Prof. Bleddyn Jones gave a forward-looking talk on the "Radiobiology for planning high LET radiotherapy". This starts with proton therapy; although the RBE (relative biological effectiveness) is only about 1.1 and no hypoxic-tumour advantage is evident, the terms necessary to deal with higher LET can be introduced, such as maximum RBE (at very low doses) and minimum LET (at very high doses per fraction). The point is that BED is then not just "total dose x (1+d/[{alpha}/β])" but is "total dose x (max RBE+d/[{alpha}/β]). Since RBE varies rapidly with dose per fraction this must be allowed for correctly with heavier ion beams such as the carbon ions that are displaying good clinical results in Chiba, Japan.

The last talk was a review by Dr Philip Mayles (Clatterbridge) about "Achieving clinical acceptance of radiobiological planning". He asked why a number of attempts to introduce this have not been accepted, in spite of examples to show that radiobiological considerations were important, such as the prediction of a big dose reduction for HDR brachytherapy. He noted that particularly strong evidence was required for clinicians to "step outside the comfort zone of 5x2 Gy per week" although this might change with commercially available radiobiological programmes being available. Steps to build confidence in radiobiological planning should resemble quality control. They should include a set of model parameters to be obtained from literature sources that are well documented and agreed, and the model should be shown to predict outcomes for a number of patients in prospective clinical trials. Radiobiological models should be simple enough to be understood by the majority of mathematically competent users (this raises a big question) and should preferably not be used for big steps forward.
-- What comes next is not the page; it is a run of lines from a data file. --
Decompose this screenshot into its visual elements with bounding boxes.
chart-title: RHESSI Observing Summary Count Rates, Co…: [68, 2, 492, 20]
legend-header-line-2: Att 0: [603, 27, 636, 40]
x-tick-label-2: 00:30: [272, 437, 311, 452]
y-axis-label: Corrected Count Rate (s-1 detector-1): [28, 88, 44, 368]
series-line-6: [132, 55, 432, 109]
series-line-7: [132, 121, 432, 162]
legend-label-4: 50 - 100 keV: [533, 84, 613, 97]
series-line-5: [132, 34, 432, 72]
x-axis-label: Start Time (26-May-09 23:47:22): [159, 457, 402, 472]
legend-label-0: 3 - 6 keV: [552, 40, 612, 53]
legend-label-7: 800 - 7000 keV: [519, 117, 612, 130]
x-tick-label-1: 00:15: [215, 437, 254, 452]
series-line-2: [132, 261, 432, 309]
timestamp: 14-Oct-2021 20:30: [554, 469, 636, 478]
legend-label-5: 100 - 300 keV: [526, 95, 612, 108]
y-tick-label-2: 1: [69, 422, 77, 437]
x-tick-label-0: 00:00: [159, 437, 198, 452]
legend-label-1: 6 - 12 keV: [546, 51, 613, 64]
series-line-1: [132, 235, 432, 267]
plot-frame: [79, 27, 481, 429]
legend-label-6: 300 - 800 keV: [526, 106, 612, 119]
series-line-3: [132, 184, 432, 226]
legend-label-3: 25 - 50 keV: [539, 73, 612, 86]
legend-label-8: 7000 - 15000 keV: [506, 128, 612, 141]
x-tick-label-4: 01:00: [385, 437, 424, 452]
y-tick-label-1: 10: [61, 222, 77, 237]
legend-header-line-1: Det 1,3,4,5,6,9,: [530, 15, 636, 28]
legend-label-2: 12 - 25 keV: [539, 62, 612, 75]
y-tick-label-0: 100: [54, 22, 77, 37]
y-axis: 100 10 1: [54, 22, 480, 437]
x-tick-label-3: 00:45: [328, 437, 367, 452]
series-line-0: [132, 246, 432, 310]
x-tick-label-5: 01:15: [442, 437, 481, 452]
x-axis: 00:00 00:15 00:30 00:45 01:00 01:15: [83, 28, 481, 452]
This last dictum seems to make it harder to obtain a statistically significant difference in order that any notice of it could be taken at all. He added "Are the doses delivered as intended?" as one of the remaining doubts.

This reporter is able to make a final remark about radiotherapy compared with chemotherapy or targeted nuclides and even genetic modifiers. Radiation does go, reasonably accurately, to where we plan it, as we can now verify with on-line techniques such as helical tomotherapy.

Received for publication September 6, 2007. Accepted for publication September 10, 2007.